La crisis de salud y pobreza que afecta América Latina debe conducirnos a pensarnos una vez más en nuestra integración

El día de hoy, 20 de mayo participo del foro virtual: América Latina y el Caribe territorio de paz organizado por la Red de Activismo Judicial–Corpeis.  Estaré junto a Ernesto Samper, Atilio Borón y Medófilo Medina reflexionando sobre la actual pandemia y la cooperación solidaria que debe haber en la región para enfrentarla de mejor manera y poder estar preparados para la gran recesión económica y demás consecuencias que se vienen. Aquí les comparto mis reflexiones.

La dicotomía que este espacio de reflexión está planteando: cooperación solidaria o la mezquindad de la guerra en época de Covid abre la discusión urgente y necesaria sobre el devenir de la integración regional, pero no de la integración regional bajo la única y exclusiva  lógica del mercado neoliberal sino una integración basada en la solidaridad, en una cooperación de ayuda mutua y de amor por Latinoamérica y el Caribe, la cual tiene un antecedente de superlativa importancia en las propuestas llevadas a cabo por Fidel Castro y Chávez, propuestas basadas en una nueva geometría del poder como: Alba-Tcp, Inasur y Celac.

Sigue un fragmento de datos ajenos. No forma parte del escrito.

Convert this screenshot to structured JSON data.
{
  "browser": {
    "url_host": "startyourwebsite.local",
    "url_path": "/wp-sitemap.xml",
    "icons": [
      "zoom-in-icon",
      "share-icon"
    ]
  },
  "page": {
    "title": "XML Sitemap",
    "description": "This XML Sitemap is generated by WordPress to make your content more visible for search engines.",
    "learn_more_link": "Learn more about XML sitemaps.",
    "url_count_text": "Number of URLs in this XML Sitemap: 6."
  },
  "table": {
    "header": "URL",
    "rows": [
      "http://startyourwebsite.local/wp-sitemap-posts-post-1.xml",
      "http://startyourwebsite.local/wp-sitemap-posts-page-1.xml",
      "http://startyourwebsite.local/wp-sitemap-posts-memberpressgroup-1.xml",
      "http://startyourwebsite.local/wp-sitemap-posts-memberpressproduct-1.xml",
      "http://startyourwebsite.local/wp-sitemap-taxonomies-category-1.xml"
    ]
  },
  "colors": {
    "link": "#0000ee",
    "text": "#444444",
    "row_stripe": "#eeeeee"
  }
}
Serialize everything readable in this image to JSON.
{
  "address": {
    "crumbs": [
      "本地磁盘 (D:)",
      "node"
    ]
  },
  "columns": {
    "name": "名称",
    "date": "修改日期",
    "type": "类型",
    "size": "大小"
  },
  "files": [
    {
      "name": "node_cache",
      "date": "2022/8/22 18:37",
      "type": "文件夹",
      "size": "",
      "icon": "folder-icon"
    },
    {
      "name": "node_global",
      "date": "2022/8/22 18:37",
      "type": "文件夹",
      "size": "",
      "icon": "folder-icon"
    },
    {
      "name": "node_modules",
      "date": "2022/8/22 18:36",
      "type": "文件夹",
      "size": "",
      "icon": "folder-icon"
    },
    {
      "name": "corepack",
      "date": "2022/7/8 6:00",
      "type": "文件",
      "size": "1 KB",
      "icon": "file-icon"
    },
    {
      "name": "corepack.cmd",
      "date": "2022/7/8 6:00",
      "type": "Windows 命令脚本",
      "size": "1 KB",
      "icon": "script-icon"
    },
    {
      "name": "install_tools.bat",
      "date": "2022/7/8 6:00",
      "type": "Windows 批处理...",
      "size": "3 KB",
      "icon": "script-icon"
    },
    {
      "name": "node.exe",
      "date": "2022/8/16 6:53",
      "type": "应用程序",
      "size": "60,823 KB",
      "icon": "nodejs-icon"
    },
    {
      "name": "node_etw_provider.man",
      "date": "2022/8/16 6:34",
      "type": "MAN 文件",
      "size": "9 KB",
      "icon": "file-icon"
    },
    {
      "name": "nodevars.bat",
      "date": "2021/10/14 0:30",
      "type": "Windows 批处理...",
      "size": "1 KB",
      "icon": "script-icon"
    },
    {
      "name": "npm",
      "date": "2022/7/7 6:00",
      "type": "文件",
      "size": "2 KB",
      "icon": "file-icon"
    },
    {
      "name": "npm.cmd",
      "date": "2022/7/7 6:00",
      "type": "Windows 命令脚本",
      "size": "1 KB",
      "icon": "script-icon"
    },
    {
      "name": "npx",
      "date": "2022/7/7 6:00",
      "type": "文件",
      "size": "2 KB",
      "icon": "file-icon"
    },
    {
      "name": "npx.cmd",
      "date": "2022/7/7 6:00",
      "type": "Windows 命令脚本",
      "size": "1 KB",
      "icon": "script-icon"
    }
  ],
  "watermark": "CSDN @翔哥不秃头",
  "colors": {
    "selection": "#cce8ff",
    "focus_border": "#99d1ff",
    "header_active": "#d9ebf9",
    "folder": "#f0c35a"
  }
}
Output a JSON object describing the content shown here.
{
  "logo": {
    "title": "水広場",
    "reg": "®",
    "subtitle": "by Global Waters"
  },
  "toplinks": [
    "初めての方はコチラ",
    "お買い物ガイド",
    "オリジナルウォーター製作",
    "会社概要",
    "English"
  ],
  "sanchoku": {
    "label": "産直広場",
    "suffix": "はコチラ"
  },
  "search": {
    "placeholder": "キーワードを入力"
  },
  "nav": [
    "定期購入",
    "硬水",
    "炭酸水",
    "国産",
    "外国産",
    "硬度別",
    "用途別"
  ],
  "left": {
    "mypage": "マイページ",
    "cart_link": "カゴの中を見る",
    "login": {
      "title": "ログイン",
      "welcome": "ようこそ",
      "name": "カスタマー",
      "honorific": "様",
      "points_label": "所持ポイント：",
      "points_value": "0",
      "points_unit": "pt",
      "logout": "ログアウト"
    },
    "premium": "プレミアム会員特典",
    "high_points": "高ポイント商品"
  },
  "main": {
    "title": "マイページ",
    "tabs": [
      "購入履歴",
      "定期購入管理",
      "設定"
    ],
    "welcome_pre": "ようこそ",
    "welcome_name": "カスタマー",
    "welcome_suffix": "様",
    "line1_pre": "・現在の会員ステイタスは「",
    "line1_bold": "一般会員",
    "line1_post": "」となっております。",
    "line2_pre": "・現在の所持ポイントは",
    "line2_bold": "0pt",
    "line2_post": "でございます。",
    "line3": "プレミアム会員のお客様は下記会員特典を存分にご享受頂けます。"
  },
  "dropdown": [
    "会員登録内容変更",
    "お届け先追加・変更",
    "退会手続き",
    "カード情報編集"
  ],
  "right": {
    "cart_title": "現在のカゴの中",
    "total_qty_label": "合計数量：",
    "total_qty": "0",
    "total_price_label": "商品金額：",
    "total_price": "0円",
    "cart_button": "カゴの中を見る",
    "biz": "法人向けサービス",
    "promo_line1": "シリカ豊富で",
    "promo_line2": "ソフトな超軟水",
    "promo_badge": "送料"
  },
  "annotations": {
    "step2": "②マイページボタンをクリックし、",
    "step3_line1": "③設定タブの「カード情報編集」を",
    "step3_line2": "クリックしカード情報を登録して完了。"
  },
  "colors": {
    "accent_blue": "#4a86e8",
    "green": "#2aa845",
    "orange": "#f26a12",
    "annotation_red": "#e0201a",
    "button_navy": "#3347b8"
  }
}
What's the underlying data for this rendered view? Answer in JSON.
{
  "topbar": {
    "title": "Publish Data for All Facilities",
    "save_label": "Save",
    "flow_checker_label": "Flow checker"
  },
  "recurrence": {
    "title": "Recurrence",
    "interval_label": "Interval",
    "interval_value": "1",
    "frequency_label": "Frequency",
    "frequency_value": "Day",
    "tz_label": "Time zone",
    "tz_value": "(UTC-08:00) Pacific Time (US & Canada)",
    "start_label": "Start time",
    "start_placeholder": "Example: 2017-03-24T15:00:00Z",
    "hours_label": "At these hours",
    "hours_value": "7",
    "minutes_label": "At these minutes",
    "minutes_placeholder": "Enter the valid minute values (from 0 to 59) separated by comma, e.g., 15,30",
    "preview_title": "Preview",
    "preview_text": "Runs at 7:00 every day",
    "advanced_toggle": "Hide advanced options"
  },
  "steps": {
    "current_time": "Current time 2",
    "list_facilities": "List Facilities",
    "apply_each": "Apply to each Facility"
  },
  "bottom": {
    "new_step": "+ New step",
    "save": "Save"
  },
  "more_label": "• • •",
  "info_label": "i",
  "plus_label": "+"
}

Sin embargo, estas plataformas de integración regional actualmente se encuentran debilitadas y desarticuladas por motivos geopolíticos y económicos. Esto me lleva a plantear mi intervención en tres vías:

  1. La actual situación de los procesos de integración alternativos Alba, Unasur, Celac
  2. América latina frente a la pandemia Covid y la falta de respuestas conjuntas como región.
  3. Retos de la integración regional en escenario poscovid

 

  1. Los mecanismos de integración latinoamericanos alternativos empezaron su declive desde que en la región se dio un nuevo balance hegemónico. La correlación de fuerzas cambió desde el año 2015 con la llegada a la presidencia de Argentina de Mauricio Macri, luego el impeachment realizado en contra de Dilma Roussef (2016), la traición de Lenín Moreno en Ecuador y el más reciente golpe de estado contra Evo Morales. Este viraje ocasionó las rupturas en los proyectos de integración y se empezaron a diluir los marcos comunes, los pactos y sobre todo los principios democráticos que se lograron establecer. Los efectos de esto lograron llegar hasta la retirada de la mayoría de los países de la Unasur, por un lado y la conformación de instancias multilaterales pro “Consenso de Washington” por otro lado como el Grupo de Lima (creado en 2017) y  el Foro para el Progreso de América del Sur Prosur (creado en 2019 por iniciativa de Colombia y Chile).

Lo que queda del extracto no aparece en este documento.